Perhaps a better name for that second section would have been Salvaging Safe Haskell: keeping enough pieces of the old system to make something new (and ideally better)…

Any examples of languages that have useful code safety guarantees? I don’t think anyone uses non-Turing-complete ones (StackExchange), so I imagine you should be able to loop allocations in any of your examples.

Types are nothing more than documentation that the compiler can read and check, and their usefulness far outweighs any potential problems from people violating them. See #60 and above for a long list of other things up the chain of execution that can happily break anything downstream.

Safe Haskell on the other hand does not give me the ability to point at a library with a Safe marking on it and say “yeah, that’s safe to use”, so I don’t see a point in fighting for it.
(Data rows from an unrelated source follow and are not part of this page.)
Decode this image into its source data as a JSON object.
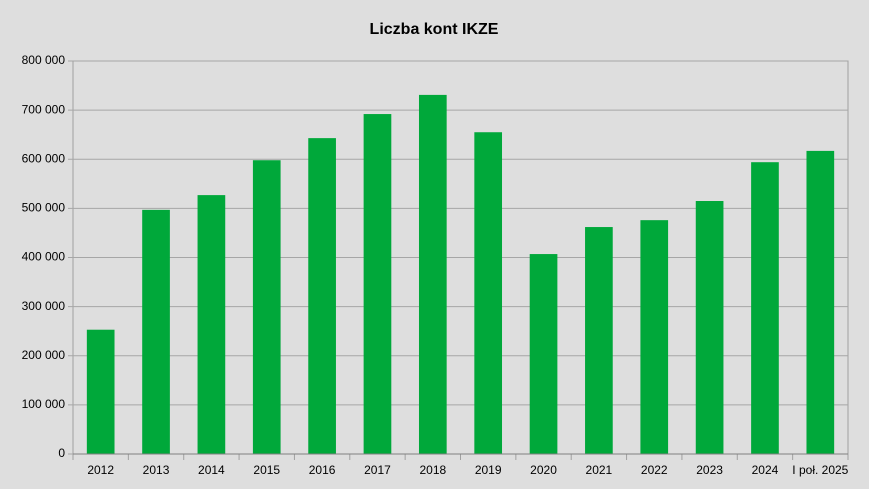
{
  "chart_data": {
    "type": "bar",
    "title": "Liczba kont IKZE",
    "categories": [
      "2012",
      "2013",
      "2014",
      "2015",
      "2016",
      "2017",
      "2018",
      "2019",
      "2020",
      "2021",
      "2022",
      "2023",
      "2024",
      "I poł. 2025"
    ],
    "values": [
      253000,
      497000,
      527000,
      598000,
      643000,
      692000,
      731000,
      655000,
      407000,
      462000,
      476000,
      515000,
      594000,
      617000
    ],
    "color": "#00a83a",
    "ylim": [
      0,
      800000
    ],
    "yticks": [
      0,
      {
        "value": 100000,
        "label": "100 000"
      },
      {
        "value": 200000,
        "label": "200 000"
      },
      {
        "value": 300000,
        "label": "300 000"
      },
      {
        "value": 400000,
        "label": "400 000"
      },
      {
        "value": 500000,
        "label": "500 000"
      },
      {
        "value": 600000,
        "label": "600 000"
      },
      {
        "value": 700000,
        "label": "700 000"
      },
      {
        "value": 800000,
        "label": "800 000"
      }
    ],
    "grid": true
  }
}
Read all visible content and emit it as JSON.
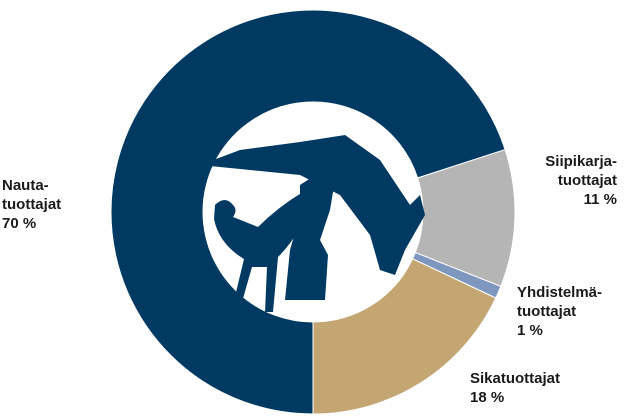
{
  "chart_data": {
    "type": "donut",
    "categories": [
      "Nauta-\ntuottajat",
      "Siipikarja-\ntuottajat",
      "Yhdistelmä-\ntuottajat",
      "Sikatuottajat"
    ],
    "values": [
      70,
      11,
      1,
      18
    ],
    "value_labels": [
      "70 %",
      "11 %",
      "1 %",
      "18 %"
    ],
    "colors": [
      "#003a63",
      "#b5b5b5",
      "#7d97be",
      "#c4a673"
    ]
  }
}
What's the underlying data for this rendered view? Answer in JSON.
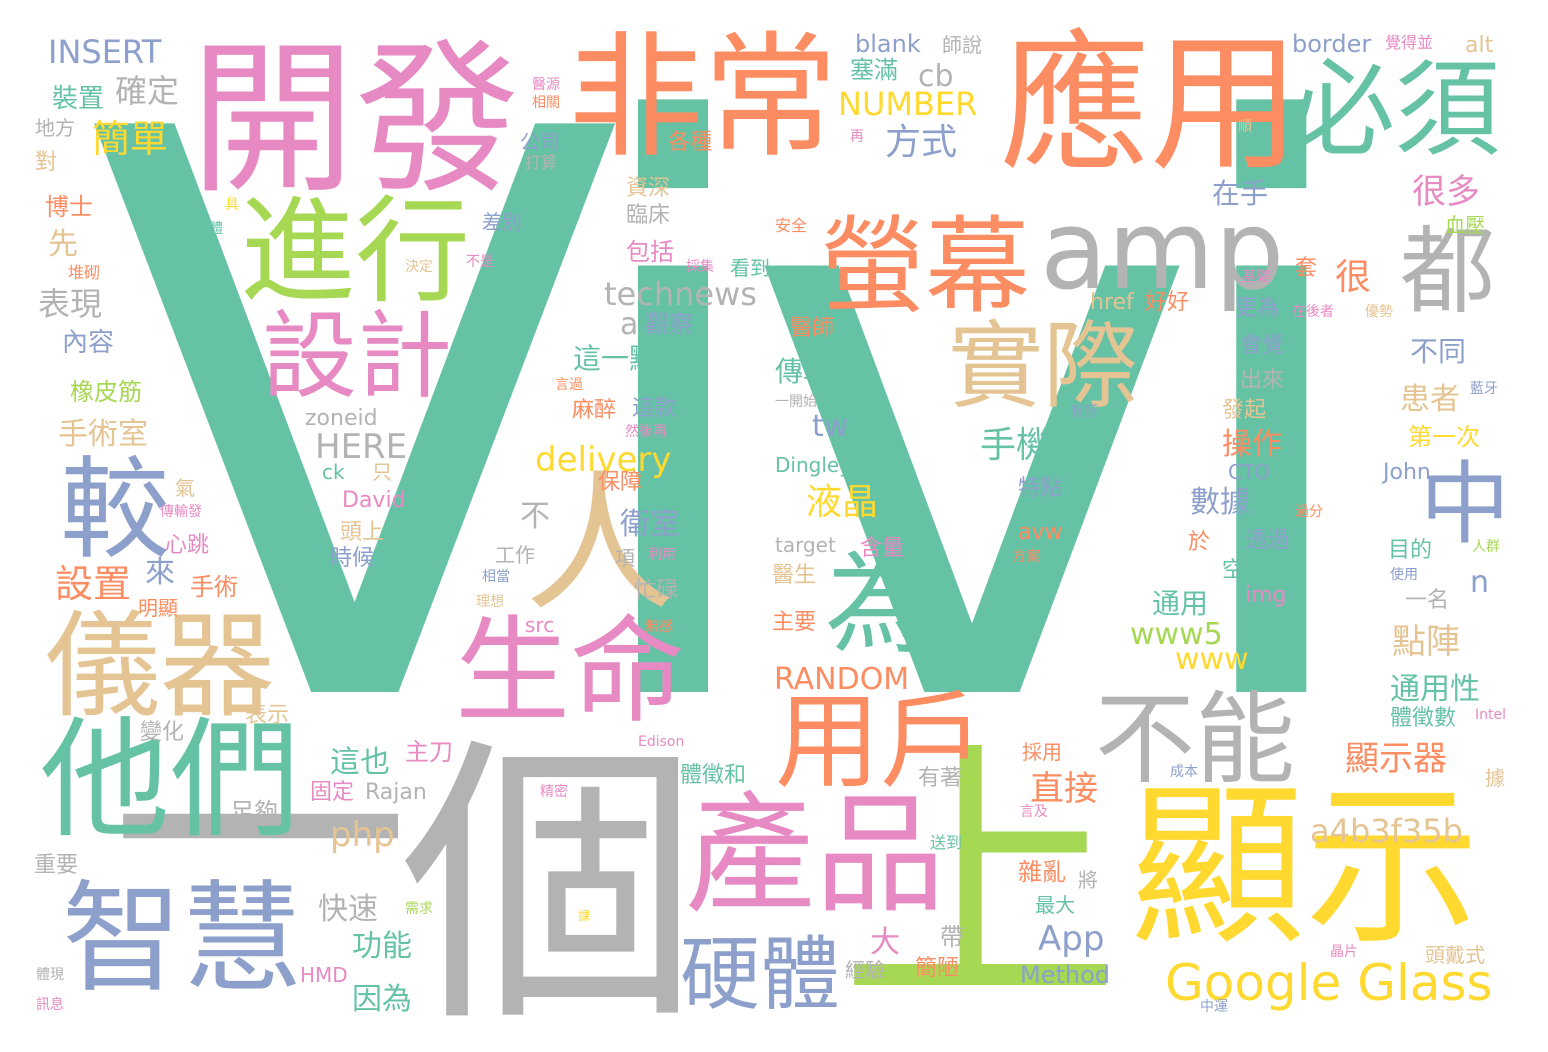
{
  "palette": {
    "teal": "#66c2a5",
    "orange": "#fc8d62",
    "blue": "#8da0cb",
    "pink": "#e78ac3",
    "green": "#a6d854",
    "yellow": "#ffd92f",
    "tan": "#e5c494",
    "gray": "#b3b3b3"
  },
  "words": [
    "Vivi",
    "個",
    "上",
    "一",
    "開發",
    "非常",
    "應用",
    "必須",
    "進行",
    "amp",
    "螢幕",
    "都",
    "設計",
    "實際",
    "較",
    "人",
    "中",
    "為",
    "儀器",
    "生命",
    "他們",
    "用戶",
    "不能",
    "產品",
    "顯示",
    "智慧",
    "硬體",
    "Google Glass",
    "INSERT",
    "確定",
    "裝置",
    "簡單",
    "地方",
    "對",
    "博士",
    "具",
    "庭體",
    "先",
    "堆砌",
    "表現",
    "內容",
    "橡皮筋",
    "手術室",
    "氣",
    "傳輸發",
    "心跳",
    "設置",
    "來",
    "手術",
    "明顯",
    "變化",
    "表示",
    "這也",
    "主刀",
    "足夠",
    "固定",
    "Rajan",
    "重要",
    "快速",
    "功能",
    "因為",
    "HMD",
    "體現",
    "訊息",
    "需求",
    "php",
    "blank",
    "師說",
    "塞滿",
    "cb",
    "NUMBER",
    "方式",
    "公司",
    "打算",
    "資深",
    "臨床",
    "差別",
    "包括",
    "不是",
    "決定",
    "technews",
    "a",
    "觀察",
    "這一點",
    "言過",
    "麻醉",
    "這款",
    "然後再",
    "zoneid",
    "HERE",
    "ck",
    "只",
    "David",
    "頭上",
    "時候",
    "不",
    "衛室",
    "delivery",
    "保障",
    "工作",
    "項",
    "相當",
    "利用",
    "理想",
    "忙碌",
    "src",
    "無感",
    "傳輸",
    "一開始",
    "tw",
    "液晶",
    "醫師",
    "手機",
    "特點",
    "Dingley",
    "target",
    "含量",
    "醫生",
    "主要",
    "RANDOM",
    "Edison",
    "體徵和",
    "精密",
    "送到",
    "大",
    "經驗",
    "App",
    "Method",
    "帶",
    "簡陋",
    "border",
    "覺得並",
    "alt",
    "順",
    "再",
    "各種",
    "安全",
    "看到",
    "採集",
    "在手",
    "很多",
    "血壓",
    "很",
    "套",
    "基礎",
    "href",
    "好好",
    "更為",
    "在後者",
    "優勢",
    "會覺",
    "出來",
    "不同",
    "患者",
    "藍牙",
    "有所",
    "發起",
    "第一次",
    "操作",
    "CTO",
    "John",
    "數據",
    "於",
    "透過",
    "過分",
    "avw",
    "方案",
    "空間",
    "目的",
    "人群",
    "使用",
    "img",
    "一名",
    "n",
    "通用",
    "www5",
    "www",
    "點陣",
    "通用性",
    "體徵數",
    "Intel",
    "據",
    "顯示器",
    "直接",
    "採用",
    "有著",
    "成本",
    "言及",
    "a4b3f35b",
    "雜亂",
    "將",
    "最大",
    "頭戴式",
    "晶片",
    "中運",
    "課",
    "醫源",
    "相關"
  ]
}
You mean like not being able to:

…?

No, apparently not. But if you can provide the page numbers where general recursion and heap exhaustion are discussed in the original Safe Haskell paper, that would be appreciated.


Hrm:

freePrize :: Prize
freePrize = unsafePerformIO (stealCreditCardDetails >> randomPrize)

By "safe to use”, do you mean what is specified in the Safe Haskell paper, or your conveniently-expanded definition which also pursues general recursion and heap exhaustion?

Alright you’ve done it, I’m closing this thread.
This is not the debate club, confrontational quips will have to happen elsewhere.